Malgré son érudition, la Vie était un écrit polémique. Il révélait d’ailleurs une compréhension primaire de la science darwinienne et de sa différence essentielle avec le « transformisme » graduel de Lamarck. Même si Laurendeau avait reçu la permission d’y reproduire ses échanges antérieurs avec l’évêque, il savait sûrement qu’Archambeault réagirait mal à sa tentative de séparer science et religion. S’il espérait que l’évêque poursuivrait le débat, il sous-estimait gravement son adversaire. Pour Archambeault, il n’était plus temps de discuter, mais d’agir.

En mars 1912, l’évêque émit une circulaire condamnant la Vie et interdisant aux laïques de le lire. Dans le journal l’Étoile du Nord, il dénonça sans ambiguïté les erreurs théologiques et philosophiques du livre, la conception fautive de la liberté et de l’intelligence humaines, le refus d’accepter « l’autorité de l’Église en matière scientifique » et les « éloges exagérés des savants et des philosophes athées et matérialistes ». Il exigea de Laurendeau une rétractation. Durant près d’un an, le médecin tint bon, au risque de se voir interdire les sacrements, y compris une sépulture catholique. Finalement, sans doute sous les pressions de son entourage et de sa famille – un de ses frères était jésuite –, il admit ses erreurs et résolut de ne plus écrire. Il espérait que sa décision ne serait pas rendue publique, mais l’évêque proclama sa victoire dans l’Étoile du Nord.

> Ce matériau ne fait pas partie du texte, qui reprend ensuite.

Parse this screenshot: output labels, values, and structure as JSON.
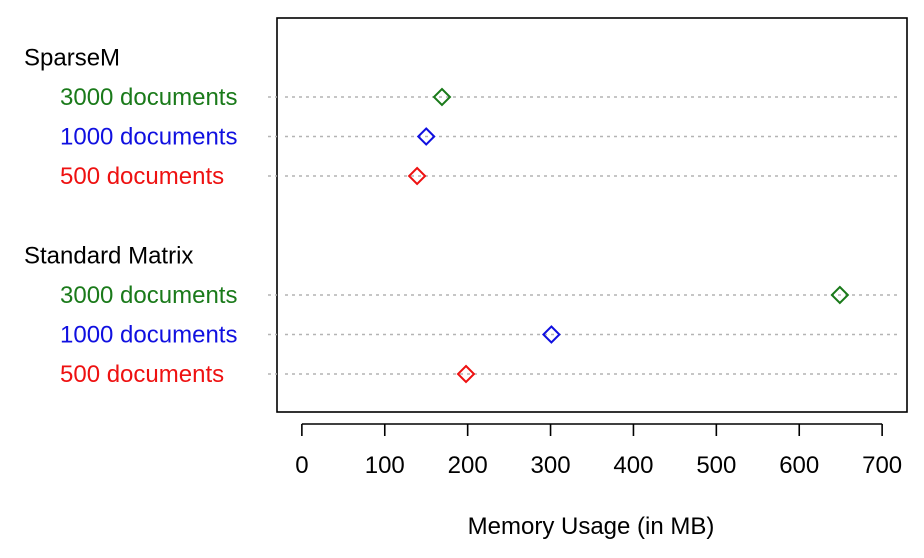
{
  "chart_data": {
    "type": "scatter",
    "xlabel": "Memory Usage (in MB)",
    "xlim": [
      -30,
      730
    ],
    "xticks": [
      0,
      100,
      200,
      300,
      400,
      500,
      600,
      700
    ],
    "grid": "horizontal dotted lines per row",
    "colors": {
      "3000 documents": "#1a7a1a",
      "1000 documents": "#1010e0",
      "500 documents": "#ee1111"
    },
    "groups": [
      {
        "label": "SparseM",
        "rows": [
          {
            "label": "3000 documents",
            "value": 169
          },
          {
            "label": "1000 documents",
            "value": 150
          },
          {
            "label": "500 documents",
            "value": 139
          }
        ]
      },
      {
        "label": "Standard Matrix",
        "rows": [
          {
            "label": "3000 documents",
            "value": 649
          },
          {
            "label": "1000 documents",
            "value": 301
          },
          {
            "label": "500 documents",
            "value": 198
          }
        ]
      }
    ]
  }
}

Pendant six ans, Laurendeau se conforma aux volontés de son évêque, sans pour autant renoncer à ses convictions. En 1918, cinq ans après la mort d’Archambeault, il réaffirma publiquement sa foi dans le naturalisme scientifique en admettant qu’il restait « un trouble-fête ». En laissant entendre qu’on ne lui avait jamais vraiment donné l’occasion d’exposer ses vues, il expliqua ses convictions évolutionnistes aux lecteurs de la Clinique et leur dit avoir la certitude que, sans la liberté de pensée, la science véritable ne fleurirait jamais au Québec ; « nous en sommes encore en l’âge médiéval », concluait-il. Le débat qui suivit fut bref. Apparemment, les autorités ecclésiastiques préféraient le silence à une autre controverse.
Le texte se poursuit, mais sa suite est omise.